How to Cook Rice With Coconut Oil to Burn More Fats And Absorb Half The Calories

We all love cooking rice as a side dish simply because it can be used in so many combinations. Rice is super cheap, and you can buy almost everywhere. It’s a common ingredient in every cuisine in the world, ranging from Italian to Chinese.

According to USDA estimations, Americans eat tons of rice. Their statistics also shows that an average American eats 500 more calories than the recommended healthy range. Now you understand why obesity is a major issue in America, right?

Nutritionists agree that starchy foods aren’t the best foods you can have, because they increase the risk of diabetes. A cup of cooked rice will give you 240 calories. The pathway is as follows. First, you eat the starch, and later the body converts it into sugar, and fat is the final result.

Researchers at the College of Chemical Sciences in Sri Lanka found a way to get half of the calories and burn fat.

All you need to do is cook your rice with coconut oil. Cold-pressed organic coconut oil reduces the absorption of calories by 50%.

Why should you cook your rice with coconut oil?
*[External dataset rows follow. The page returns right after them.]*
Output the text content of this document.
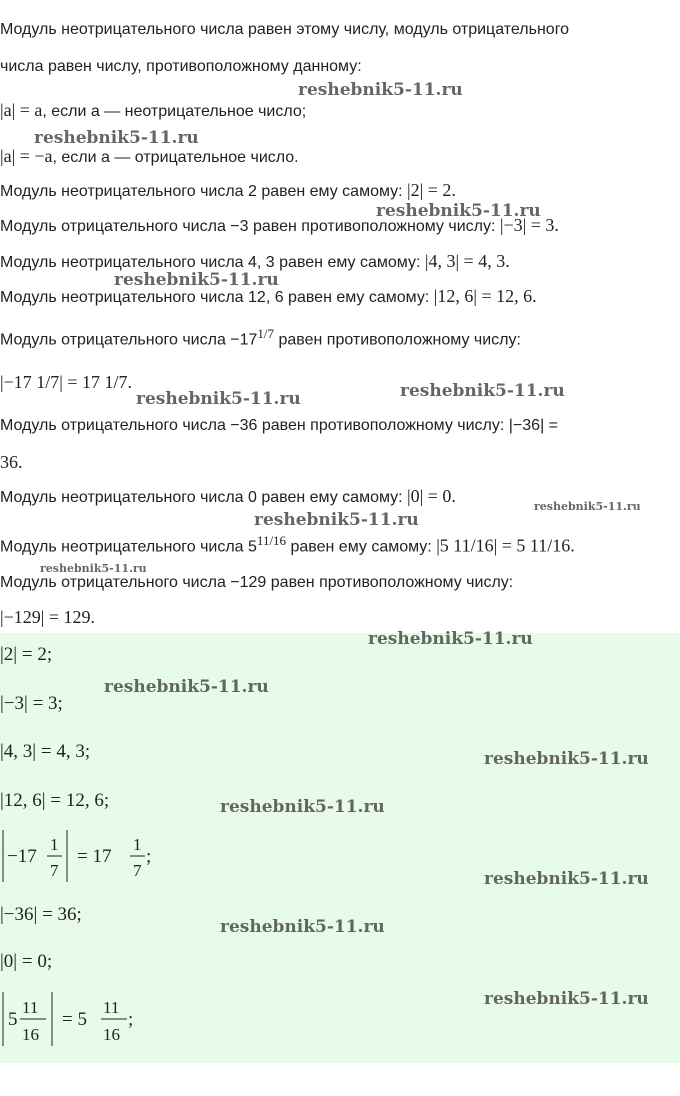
Модуль неотрицательного числа равен этому числу, модуль отрицательного
числа равен числу, противоположному данному:
|a| = a, если a — неотрицательное число;
|a| = −a, если a — отрицательное число.
Модуль неотрицательного числа 2 равен ему самому: |2| = 2.
Модуль отрицательного числа −3 равен противоположному числу: |−3| = 3.
Модуль неотрицательного числа 4, 3 равен ему самому: |4, 3| = 4, 3.
Модуль неотрицательного числа 12, 6 равен ему самому: |12, 6| = 12, 6.
Модуль отрицательного числа $-17^{1/7}$ равен противоположному числу:
|−17 1/7| = 17 1/7.
Модуль отрицательного числа −36 равен противоположному числу: |−36| =
36.
Модуль неотрицательного числа 0 равен ему самому: |0| = 0.
Модуль неотрицательного числа $5^{11/16}$ равен ему самому: |5 11/16| = 5 11/16.
Модуль отрицательного числа −129 равен противоположному числу:
|−129| = 129.
|2| = 2;
|−3| = 3;
|4, 3| = 4, 3;
|12, 6| = 12, 6;
−17
1
7
= 17
1
7
;
|−36| = 36;
|0| = 0;
5
11
16
= 5
11
16
;
reshebnik5-11.ru
reshebnik5-11.ru
reshebnik5-11.ru
reshebnik5-11.ru
reshebnik5-11.ru
reshebnik5-11.ru
reshebnik5-11.ru
reshebnik5-11.ru
reshebnik5-11.ru
reshebnik5-11.ru
reshebnik5-11.ru
reshebnik5-11.ru
reshebnik5-11.ru
reshebnik5-11.ru
reshebnik5-11.ru
reshebnik5-11.ru
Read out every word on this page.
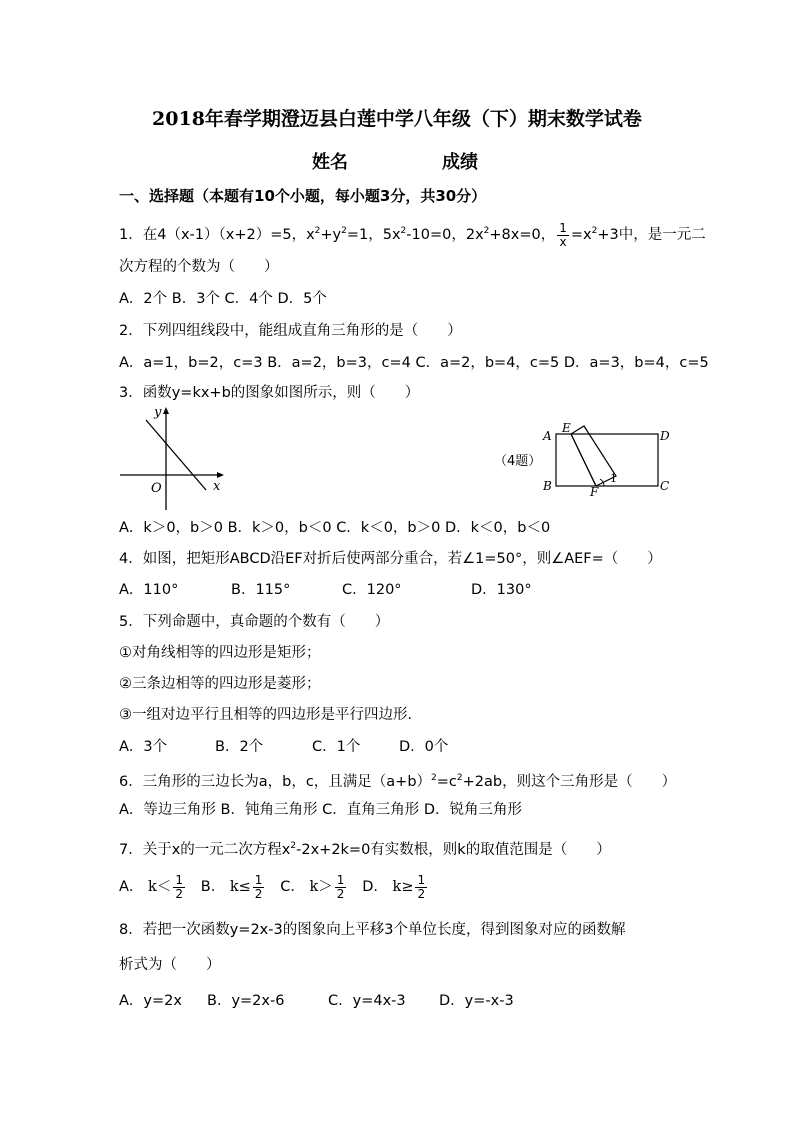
2018年春学期澄迈县白莲中学八年级（下）期末数学试卷
姓名	成绩
一、选择题（本题有10个小题，每小题3分，共30分）
1．在4（x-1）（x+2）=5，$x^2+y^2=1$，$5x^2-10=0$，$2x^2+8x=0$， $\frac{1}{x} =x^2+3$中，是一元二
次方程的个数为（　　）
A．2个 B．3个 C．4个 D．5个
2．下列四组线段中，能组成直角三角形的是（　　）
A．a=1，b=2，c=3 B．a=2，b=3，c=4 C．a=2，b=4，c=5 D．a=3，b=4，c=5
3．函数y=kx+b的图象如图所示，则（　　）
y
x
O
（4题）
A
E
D
B	F	C
1
A．k＞0，b＞0 B．k＞0，b＜0 C．k＜0，b＞0 D．k＜0，b＜0
4．如图，把矩形ABCD沿EF对折后使两部分重合，若∠1=50°，则∠AEF=（　　）
A．110°	B．115°	C．120°	D．130°
5．下列命题中，真命题的个数有（　　）
①对角线相等的四边形是矩形；
②三条边相等的四边形是菱形；
③一组对边平行且相等的四边形是平行四边形．
A．3个	B．2个	C．1个	D．0个
6．三角形的三边长为a，b，c，且满足$(a+b)^2=c^2+2ab$，则这个三角形是（　　）
A．等边三角形 B．钝角三角形 C．直角三角形 D．锐角三角形
7．关于x的一元二次方程$x^2-2x+2k=0$有实数根，则k的取值范围是（　　）
A． $k< \frac{1}{2}$ B． $k\le \frac{1}{2}$ C． $k> \frac{1}{2}$ D． $k\ge \frac{1}{2}$
8．若把一次函数y=2x-3的图象向上平移3个单位长度，得到图象对应的函数解
析式为（　　）
A．y=2x B．y=2x-6	C．y=4x-3 D．y=-x-3
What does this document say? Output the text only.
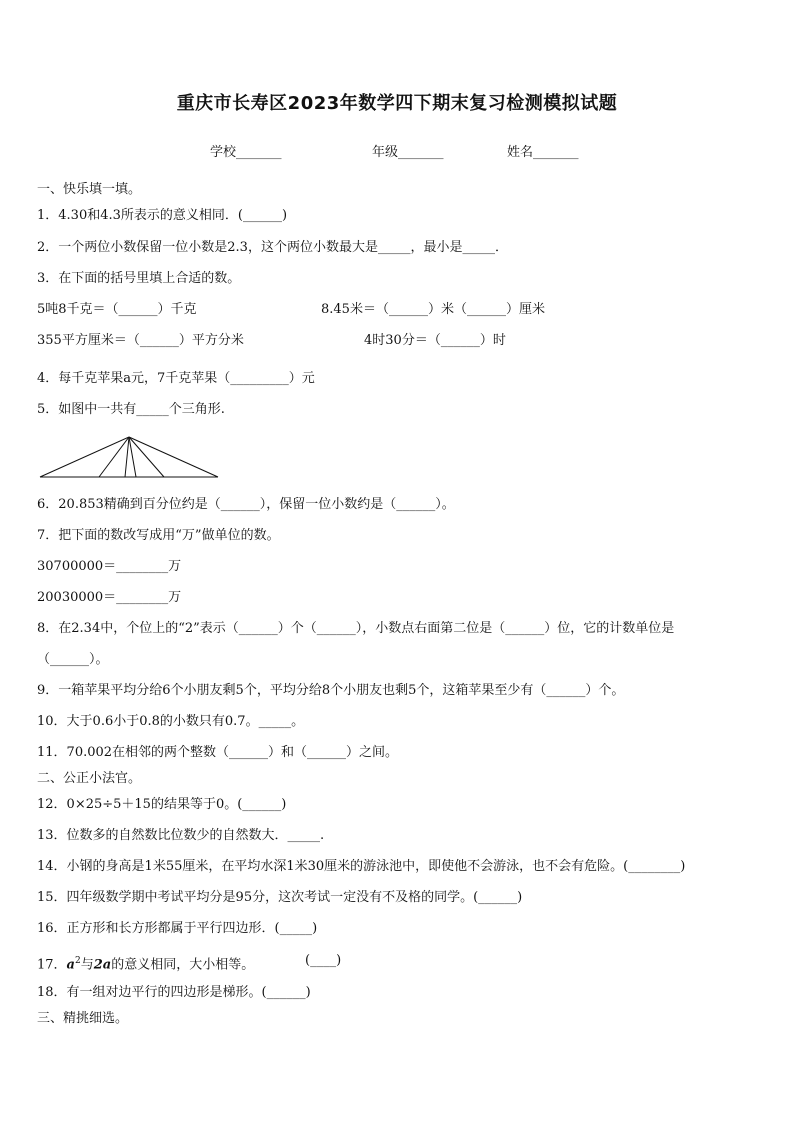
重庆市长寿区2023年数学四下期末复习检测模拟试题
学校_______	年级_______	姓名_______
一、快乐填一填。
1．4.30和4.3所表示的意义相同．(______)
2．一个两位小数保留一位小数是2.3，这个两位小数最大是_____，最小是_____．
3．在下面的括号里填上合适的数。
5吨8千克＝（______）千克	8.45米＝（______）米（______）厘米
355平方厘米＝（______）平方分米	4时30分＝（______）时
4．每千克苹果a元，7千克苹果（_________）元
5．如图中一共有_____个三角形.
6．20.853精确到百分位约是（______），保留一位小数约是（______）。
7．把下面的数改写成用“万”做单位的数。
30700000＝________万
20030000＝________万
8．在2.34中，个位上的“2”表示（______）个（______），小数点右面第二位是（______）位，它的计数单位是
（______）。
9．一箱苹果平均分给6个小朋友剩5个，平均分给8个小朋友也剩5个，这箱苹果至少有（______）个。
10．大于0.6小于0.8的小数只有0.7。_____。
11．70.002在相邻的两个整数（______）和（______）之间。
二、公正小法官。
12．0×25÷5＋15的结果等于0。(______)
13．位数多的自然数比位数少的自然数大．_____.
14．小钢的身高是1米55厘米，在平均水深1米30厘米的游泳池中，即使他不会游泳，也不会有危险。(________)
15．四年级数学期中考试平均分是95分，这次考试一定没有不及格的同学。(______)
16．正方形和长方形都属于平行四边形．(_____)
17．$a^2$与2a的意义相同，大小相等。	(____)
18．有一组对边平行的四边形是梯形。(______)
三、精挑细选。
Coconut oil increases the RS content of regular, white rice.

You don’t have to do any special prepping. Just cook your rice as usual. What’s the big twist? You should add a teaspoon of coconut oil in the water before you cook your rice. Simmer the fragrant rice for 40 minutes or until cooked through. Let the rice rest in your fridge for 12 hours, and get ready to munch on!

This cooking trick does wonders to diabetics and obese. Coconut oil increases the resistance of starch by 10 times. It helps the body process rice, and of course, this applies to regular rice.

What’s the role of coconut oil in this method?

Coconut oil is absorbed in the starch granules, and the sugars become resistant to digestive enzymes. The cooling process activates the ‘gel’ amylase.

Cooked rice releases starch during the cooling process. It binds to molecules outside the grains, and the sugar turns into resistant starch. Reheating is optional, and it doesn’t alter the chemical composition of your cooked rice.

What’s the real trick?

You actually reduce the digestible rice, and cut down calories.

This needs scientific backup, and experts still have to determine the best type of rice that assists you in the calorie-burning process. It’s also important to learn if other oils can have the same effect as coconut oil.

Rice may not be the healthiest food, so try to eat more quinoa, sweet potatoes, barley, leafy greens, cauliflower, mushrooms, squash and other fiber-rich foods.